Elbette bunu ben yazmasam birisi çıkıp yazacak. Gerçi Vehbi Vakkasoğlu, bunu bir parça yazıp hatta kitap haline getirmişti. Hatta 12 Eylül 1980’in faşist darbecileri kendisini bayağı hırpaladığı halde tekrar yeni baskılarını yapıp piyasaya sürdü. Lakin netameli konular olduğu için yeterince okunup anlaşılmamış ve gizlenmeye çalışılmıştır.

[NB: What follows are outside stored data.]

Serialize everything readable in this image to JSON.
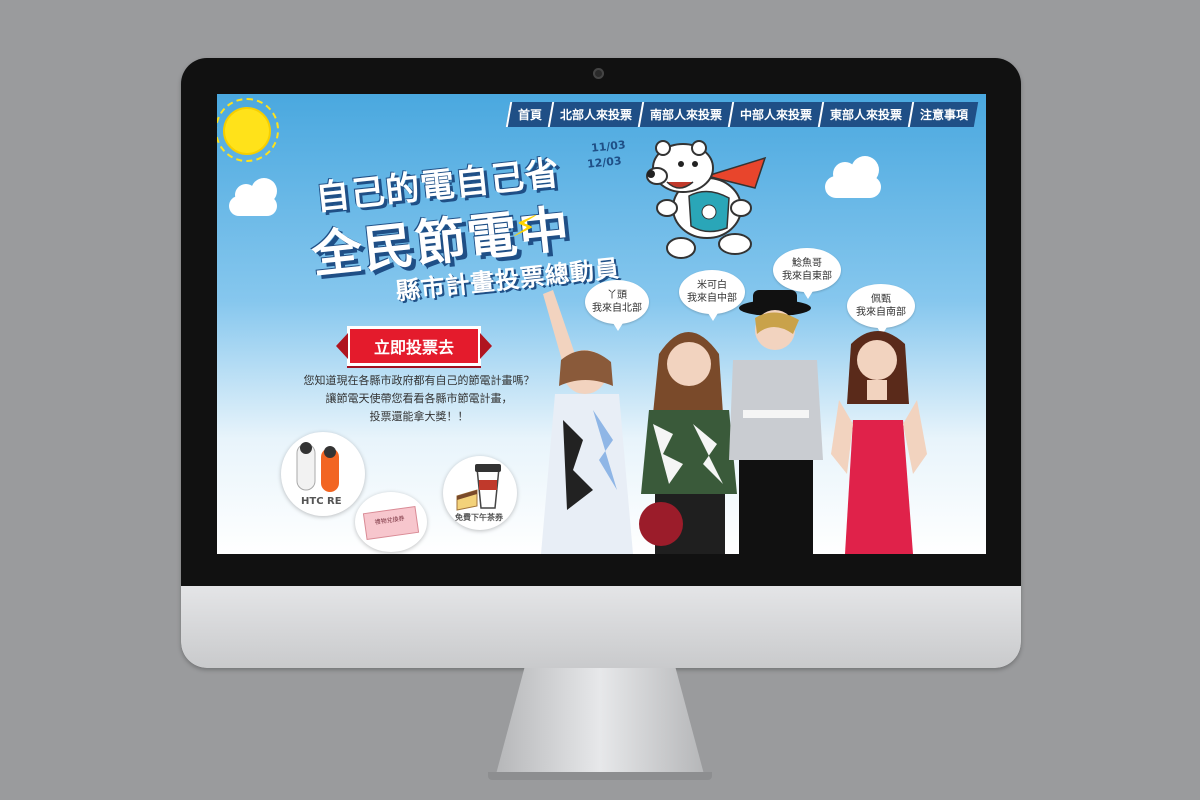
{
  "nav": {
    "items": [
      {
        "label": "首頁"
      },
      {
        "label": "北部人來投票"
      },
      {
        "label": "南部人來投票"
      },
      {
        "label": "中部人來投票"
      },
      {
        "label": "東部人來投票"
      },
      {
        "label": "注意事項"
      }
    ]
  },
  "hero": {
    "title_line1": "自己的電自己省",
    "title_line2": "全民節電中",
    "title_line3": "縣市計畫投票總動員",
    "date_start": "11/03",
    "date_end": "12/03"
  },
  "cta": {
    "vote_label": "立即投票去"
  },
  "description": {
    "line1": "您知道現在各縣市政府都有自己的節電計畫嗎？",
    "line2": "讓節電天使帶您看看各縣市節電計畫，",
    "line3": "投票還能拿大獎！！"
  },
  "prizes": {
    "camera_label": "HTC RE",
    "coffee_label": "免費下午茶券",
    "coupon_label": "禮物兌換券"
  },
  "bubbles": [
    {
      "name": "丫頭",
      "region": "我來自北部"
    },
    {
      "name": "米可白",
      "region": "我來自中部"
    },
    {
      "name": "鯰魚哥",
      "region": "我來自東部"
    },
    {
      "name": "佩甄",
      "region": "我來自南部"
    }
  ],
  "colors": {
    "sky_top": "#4aa8df",
    "nav_bg": "#1f4f86",
    "cta_red": "#e41b2c",
    "sun_yellow": "#ffe21a"
  }
}
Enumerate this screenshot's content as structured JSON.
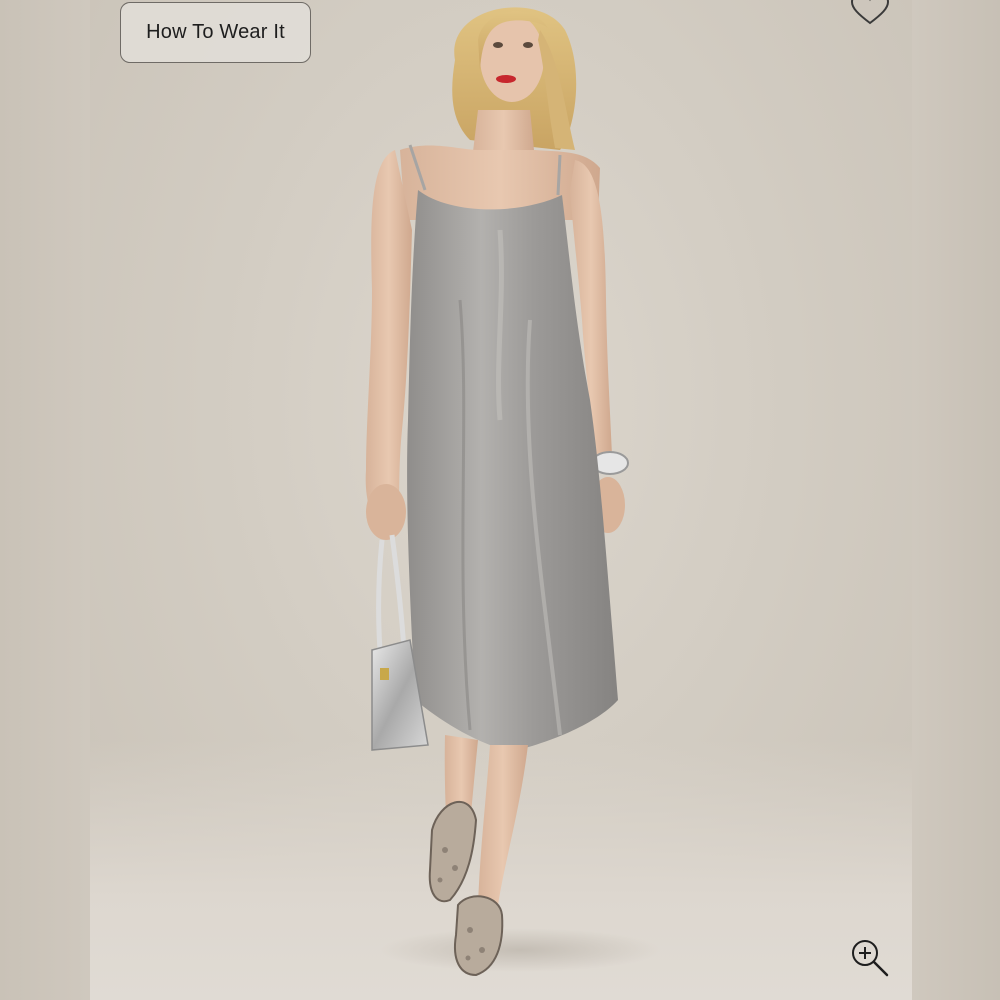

“Bozgun” isimli bu kitapta geçen acı olayları gizlemenin imkânı yoktur. Ancak bir müddet bunu yapabilirsiniz. Bizde Kut zaferini unutturmak ancak zaferin 100. Yılına kadar sürdü. Fakat her şey ayan beyan ortaya çıktı. Bu başarı Askeri kışlalarda “Kut Zaferi” olarak 1945'e kadar kutlanmaktaydı. Şimdi diziler çekilip yeniden törenler yapılmaya başlandı.
İşte Kut savaşından sadece 1 yıl sonra meydana gelen ve Osmanlı Devletinin yıkılması ile sonuçlanacak olan bu savaş hangi taraftan incelenirse incelensin çok önemlidir. Sosyal, ekonomik, dini ve kültürel alanda derin etkileri olmuştur.
Kahramanların hain, hainlerin ise kahraman yapıldığı bu döneme ışık tutalım ve neler olmuş görmeye çalışalım:
İngilizler I. Dünya Savaşı esnasında Fransızlar ile gizli anlaşmalar yapmış Osmanlı Devletini parçalara ayırmak istemişti. 1915 yılının Haziran ayında yapılan Sykes-Picot Anlaşması ve Kasım 1917’de Belford Deklârasyonu ile Filistin’de İsrail devletinin kurulması öngörülmüştü.
Bu amaçla İngilizler defalarca Filistin’e saldırdılar. 1. ve 2. Gazze Savaşlarında ağır yenilgi aldılar. Lâkin 31 Ekim 1917’de Bi’rüssebi’de Osmanlı Ordusunu yenmeyi başardılar. Bi’rüssebi’nin düşmesi ile birlikte Gazze her taraftan kuşatıldı ve teslim oldu. Bu savaşta Cephe Komutanı (Yıldırım Orduları Grubu) Alman Von Falkenhayn ve cephe komutanı Von Cress, 7. Ordu Komutanı General Fevzi (Çakmak) ve Bi’rüssebi’yi 3. Kolordu ve Komutanı Albay İsmet (İnönü) savunuyordu.
Başkomutanlık tarafından yenilgiden Von Cress sorumlu tutuldu. Fakat o da Albay İsmet’i suçluyordu. Evet, sorumluluk büyüktü zira 2. Gazze Savaşından sonraki beş aylık süre içinde tekrar saldırıya geçeceği bilinen İngilizlere karşı etkili bir savunma düzeni kurulamamıştı.
3. Gazze Savaşından sonra 9 Aralık 1917’de Kudüs düştü. General Allenby komutasındaki İngilizler şehre girdiler. Bu tarihte Kudüs, farklı dinlere mensup milletler tarafından 34. defa el değiştirmiş oluyor aynı zamanda beraberce omuz omuza çarpıştığımız Alman ve Avusturyalıların ihanetine uğruyorduk. Fakat ihanet sadece bunlarla sınırlı değildi.
Bu tarihten itibaren Şeria’da Temmuz 1918’e kadar savaşlar devam etti ve İngilizler Lut Gölü ile Akdeniz kıyısındaki Yafa arasındaki sınır boyunca durduruldular. 19 Eylül 1918 tarihine kadar İngilizler yığınak yaptılar. Osmanlı Ordusunda ise komuta kademesi değişmişti.